Journal officiel du 29 décembre 2004, page 22245, texte n° 100
Recueil, p. 233
ECLI : FR : CC : 2004 : 2004.19.I

Les abstracts

  • 10. PARLEMENT
  • 10.1. MANDAT PARLEMENTAIRE
  • 10.1.2. Incompatibilités
  • 10.1.2.2. Procédure

Tout texte édictant une incompatibilité et qui a donc pour effet de porter une atteinte à l'exercice d'un mandat électif doit être strictement interprété. Tel est le cas de l'article L.O. 146 du code électoral. Pour l'appréciation de la situation d'un parlementaire au regard de l'article L.O. 146, le Conseil constitutionnel doit se placer à la date à laquelle il prend sa décision. Il n'y a donc pas lieu de tenir compte de circonstances ayant pris fin antérieurement à cette décision. S'il n'est pas établi, au vu des informations dont dispose le Conseil constitutionnel le jour de sa décision, que l'intéressé se trouve dans le cas d'incompatibilité prévu au deuxième alinéa de l'article L.O. 146 du code électoral, il appartiendrait au bureau du Sénat ou au ministre de la justice, de saisir à nouveau le Conseil de sa situation si le justifiaient des faits ou informations postérieurs à la présente décision.

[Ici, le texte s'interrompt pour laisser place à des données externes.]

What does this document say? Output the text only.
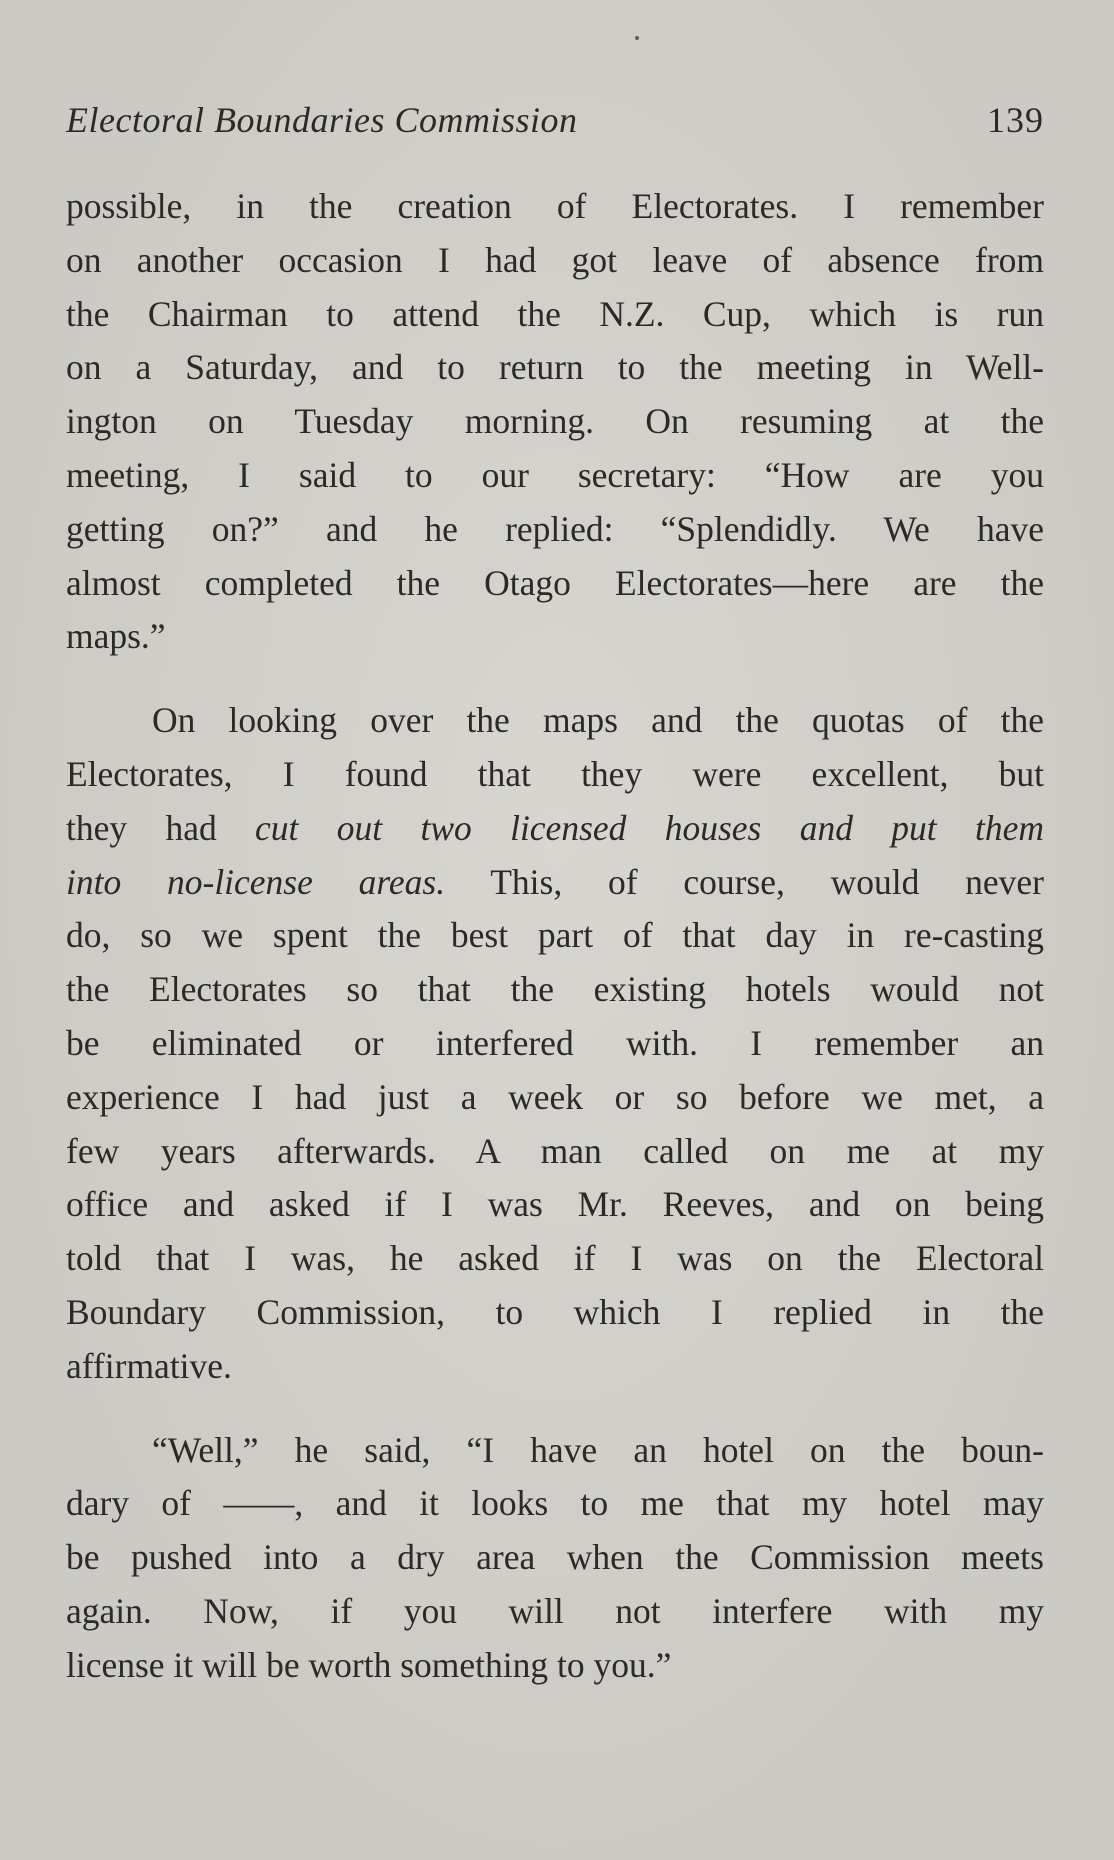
Electoral Boundaries Commission	139

possible, in the creation of Electorates. I remember
on another occasion I had got leave of absence from
the Chairman to attend the N.Z. Cup, which is run
on a Saturday, and to return to the meeting in Well-
ington on Tuesday morning. On resuming at the
meeting, I said to our secretary: “How are you
getting on?” and he replied: “Splendidly. We have
almost completed the Otago Electorates—here are the
maps.”

On looking over the maps and the quotas of the
Electorates, I found that they were excellent, but
they had cut out two licensed houses and put them
into no-license areas. This, of course, would never
do, so we spent the best part of that day in re-casting
the Electorates so that the existing hotels would not
be eliminated or interfered with. I remember an
experience I had just a week or so before we met, a
few years afterwards. A man called on me at my
office and asked if I was Mr. Reeves, and on being
told that I was, he asked if I was on the Electoral
Boundary Commission, to which I replied in the
affirmative.

“Well,” he said, “I have an hotel on the boun-
dary of ——, and it looks to me that my hotel may
be pushed into a dry area when the Commission meets
again. Now, if you will not interfere with my
license it will be worth something to you.”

(2004-19 I, 23 décembre 2004, cons. 3, 4, 8, Journal officiel du 29 décembre 2004, page 22245, texte n° 100)
  • 10. PARLEMENT
  • 10.1. MANDAT PARLEMENTAIRE
  • 10.1.2. Incompatibilités
  • 10.1.2.4. Cumul avec l'exercice d'activités privées
  • 10.1.2.4.1. Sociétés percevant des avantages d'une personne publique (L.O. 146, 1°)

Sociétés ou entreprises dont l'activité consiste principalement dans l'exécution de travaux, la prestation de fournitures ou de services pour le compte ou sous le contrôle de l'État, d'une collectivité ou d'un établissement public. Si l'intéressé exerce dans certaines sociétés des fonctions visées par le premier alinéa de l'article L.O. 146 du code électoral, il résulte de l'instruction que lesdites sociétés n'entrent pas dans le champ d'application de cet article. Par ailleurs, il n'exerce au sein des sociétés qui entrent dans le champ d'application de l'article L.O. 146 aucune des fonctions qui sont visées par le premier alinéa de cet article.

(2004-19 I, 23 décembre 2004, cons. 5, 7, Journal officiel du 29 décembre 2004, page 22245, texte n° 100)
  • 10. PARLEMENT
  • 10.1. MANDAT PARLEMENTAIRE
  • 10.1.2. Incompatibilités
  • 10.1.2.4. Cumul avec l'exercice d'activités privées
  • 10.1.2.4.2. Sociétés financières (L.O. 146, 2°)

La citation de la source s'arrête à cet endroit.